Directeur du théâtre du Palais des Glaces à Paris de 1980 à 1984, Jean-François Millier a organisé de nombreux événements culturels nationaux et internationaux, comme les « Rendez-vous de l’architecture » à la Villette ou la Fête de la musique. Depuis 2002, il est délégué général du Festival international de l’affiche et des arts graphiques de Chaumont (Haute-Marne), dont la quinzième édition se déroule jusqu’au 27 juin. Il commente l’actualité.
Outre des expositions (pour 2004 : « Roman Cieslewicz », « Pierre di Sciullo », « Graphic Thought Facility » et « Paul Elliman »), le Festival international de l’affiche et des arts graphiques de Chaumont est marqué par son concours. Cette année sera organisée une confrontation des images des douze dernières éditions avec le fonds Dutailly d’affiches anciennes. Pouvez-vous revenir sur la spécificité et l’histoire du festival de Chaumont ? En quoi celui-ci a-t-il a suivi l’évolution des arts graphiques ?
Sans le député haut-marnais Gustave Dutailly, à la fin du XIXe siècle, amoureux de l’affiche et de tous les imprimés, le Festival de Chaumont n’existerait sans doute pas… Ami des grands affichistes de l’époque, il crée une collection de 5 000 affiches et d’environ 15 000 imprimés, qu’il lègue à sa ville en 1905. Elle ne sera redécouverte que dans les années 1980. Le maire de Chaumont fait alors appel à Alain Weill, directeur à l’époque du Musée de l’affiche à Paris, qui lui confirme l’intérêt du fonds.

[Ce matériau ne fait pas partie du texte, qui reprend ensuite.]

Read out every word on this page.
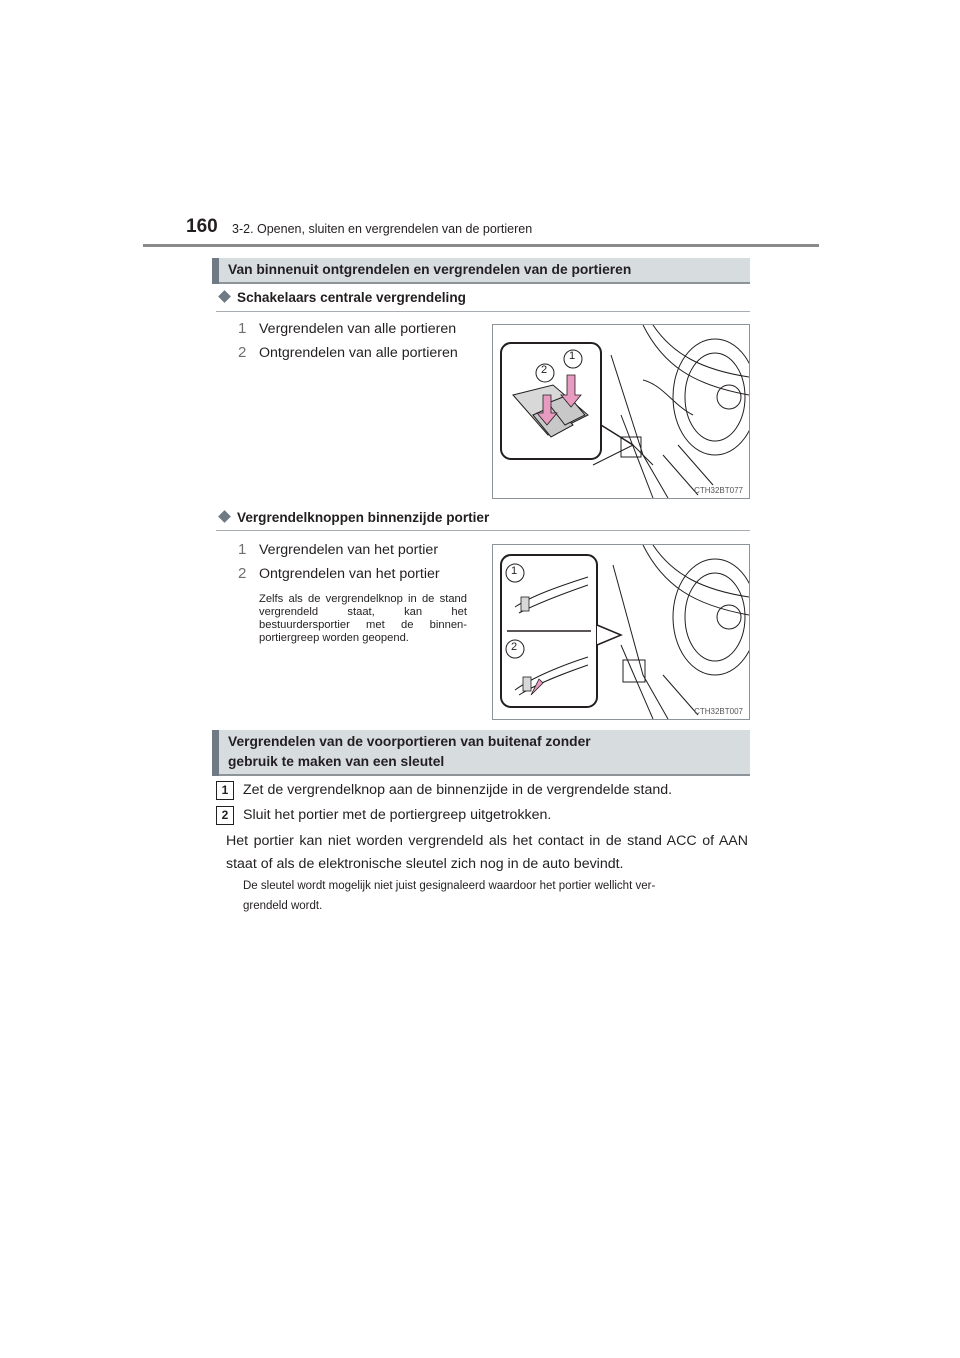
160 3-2. Openen, sluiten en vergrendelen van de portieren
Van binnenuit ontgrendelen en vergrendelen van de portieren
Schakelaars centrale vergrendeling
1 Vergrendelen van alle portieren
2 Ontgrendelen van alle portieren
2
1
CTH32BT077
Vergrendelknoppen binnenzijde portier
1 Vergrendelen van het portier
2 Ontgrendelen van het portier
Zelfs als de vergrendelknop in de stand vergrendeld staat, kan het bestuurdersportier met de binnen-portiergreep worden geopend.
1
2
CTH32BT007
Vergrendelen van de voorportieren van buitenaf zonder
gebruik te maken van een sleutel
1	Zet de vergrendelknop aan de binnenzijde in de vergrendelde stand.
2	Sluit het portier met de portiergreep uitgetrokken.
Het portier kan niet worden vergrendeld als het contact in de stand ACC of AAN staat of als de elektronische sleutel zich nog in de auto bevindt.
De sleutel wordt mogelijk niet juist gesignaleerd waardoor het portier wellicht ver-
grendeld wordt.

Le Festival de l’affiche connaît sa première édition en 1990, construite sur la valorisation du fonds ancien et sur un concours international ayant pour modèle la Biennale internationale d’affiches de Varsovie. Quand Alain Weill quitte la direction du festival début 2002, Pierre Bernard, Alex Jordan, Vincent Perrottet (1) et moi-même avons la chance de pouvoir nous appuyer sur le fonds ancien, sur une collection contemporaine internationale de 15 000 pièces et sur un concours étudiants ancré dans les écoles d’art et de graphisme. Nous avons décidé de conserver ce socle qui fait de Chaumont la ville de l’affiche, en marquant plus fortement encore la dimension internationale. Compte tenu du rétrécissement de la commande d’affiches et des évolutions du métier, il nous a semblé nécessaire de s’ouvrir aux nouveaux territoires du graphisme et de mettre l’accent sur de nouvelles générations et de nouvelles pratiques, incluant les travaux multimédia. Par ailleurs, les deux collections ne couvrant pas la période 1905-1985, nous avons souhaité présenter une exposition « historique » chaque année, en nous appuyant sur une forte personnalité de cette période. Enfin, tout en soutenant, par une exposition qui lui est dédiée, un graphiste ou un studio français, nous provoquons une confrontation positive et enrichissante du travail des jeunes studios européens.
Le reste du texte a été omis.